At first, the flood of capital seemed like a one-time opportunity arising from the collapse of the residential real estate market. Once the bargains dried up, the investors were expected to stop buying.

Except they didn’t stop. In 2018, investors bought about 1 in 5 starter homes in the United States (defined as priced in the bottom third of the local market), according to CoreLogic. That was even higher than in the early years after the Great Recession and about double the level of two decades ago. In the most frenzied markets, investors bought close to half of the most affordable homes sold last year, and as much as a quarter of all single-family homes.

The investors take many forms. There are fix-and-flippers who buy homes cheaply and resell them for a profit (sometimes to owner-occupants, sometimes to out-of-towners who rent the homes out on Airbnb). There are those who buy and hold, generally larger institutional investors who rent the properties out. There are traders who acquire properties and try to resell them once they appreciate, sometimes in weeks, sometimes in years.

With all the competition, homebuyers like Fatou Ceesay can feel caught in the crossfire.

An accountant, Ceesay, 38, had a budget of about $300,000 — which was, until recently, more than enough to buy a home in the southwest Atlanta neighborhoods where she has been looking. Even after the area’s rapid price appreciation, plenty of listings were within her range.

But Ceesay has spent more than two years trying to buy a home. Time after time, she has put in offers, only to be told she was beaten out by a cash buyer. Some sellers don’t even give her a chance to bid: They specify they want cash right in the listing. Other times, listings disappear in hours, before she has put in an offer — often to reappear on the market weeks or months later, with $100,000 or more added to the price.

What is happening in Atlanta is partly a familiar story of gentrification pushing up prices and driving out longtime residents. But those trends are being spurred by a fast-growing industry that promotes investment in single-family homes: lenders who provide the capital, brokers who handle transactions, wholesalers who buy homes by the dozens and sell them before they even take possession.

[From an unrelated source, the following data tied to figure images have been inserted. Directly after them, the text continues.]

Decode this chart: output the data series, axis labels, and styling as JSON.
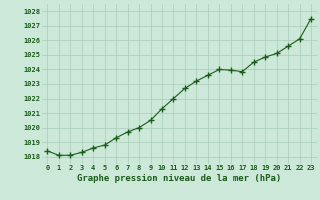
{
  "hours": [
    0,
    1,
    2,
    3,
    4,
    5,
    6,
    7,
    8,
    9,
    10,
    11,
    12,
    13,
    14,
    15,
    16,
    17,
    18,
    19,
    20,
    21,
    22,
    23
  ],
  "pressure": [
    1018.4,
    1018.1,
    1018.1,
    1018.3,
    1018.6,
    1018.8,
    1019.3,
    1019.7,
    1020.0,
    1020.5,
    1021.3,
    1022.0,
    1022.7,
    1023.2,
    1023.6,
    1024.0,
    1023.95,
    1023.85,
    1024.5,
    1024.85,
    1025.1,
    1025.6,
    1026.1,
    1027.5
  ],
  "background_color": "#cce8d8",
  "grid_color": "#aaccbb",
  "line_color": "#1a5c1a",
  "marker_color": "#1a5c1a",
  "xlabel": "Graphe pression niveau de la mer (hPa)",
  "ylim": [
    1017.5,
    1028.5
  ],
  "xlim": [
    -0.5,
    23.5
  ],
  "yticks": [
    1018,
    1019,
    1020,
    1021,
    1022,
    1023,
    1024,
    1025,
    1026,
    1027,
    1028
  ],
  "xticks": [
    0,
    1,
    2,
    3,
    4,
    5,
    6,
    7,
    8,
    9,
    10,
    11,
    12,
    13,
    14,
    15,
    16,
    17,
    18,
    19,
    20,
    21,
    22,
    23
  ],
  "xtick_labels": [
    "0",
    "1",
    "2",
    "3",
    "4",
    "5",
    "6",
    "7",
    "8",
    "9",
    "10",
    "11",
    "12",
    "13",
    "14",
    "15",
    "16",
    "17",
    "18",
    "19",
    "20",
    "21",
    "22",
    "23"
  ]
}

Ellis and Makarovich turned to that ecosystem, borrowing $187,500 to buy and renovate the Boulevard Lorraine house from Angel Oak, a hard-money lender. Days after they closed on the home, Angel Oak announced it had completed a $90 million securitization of similar fix-and-flip loans — meaning it had packaged the loans and sold slices of them to other investors. KKR, the investing giant, recently announced it would invest $250 million — on top of an earlier commitment of the same size — in such loans.

To existing residents, the flood of investors can feel like a threat.

“It’s almost like locusts came down and bought everything up,” said Robby Caban, a neighborhood activist in Atlanta.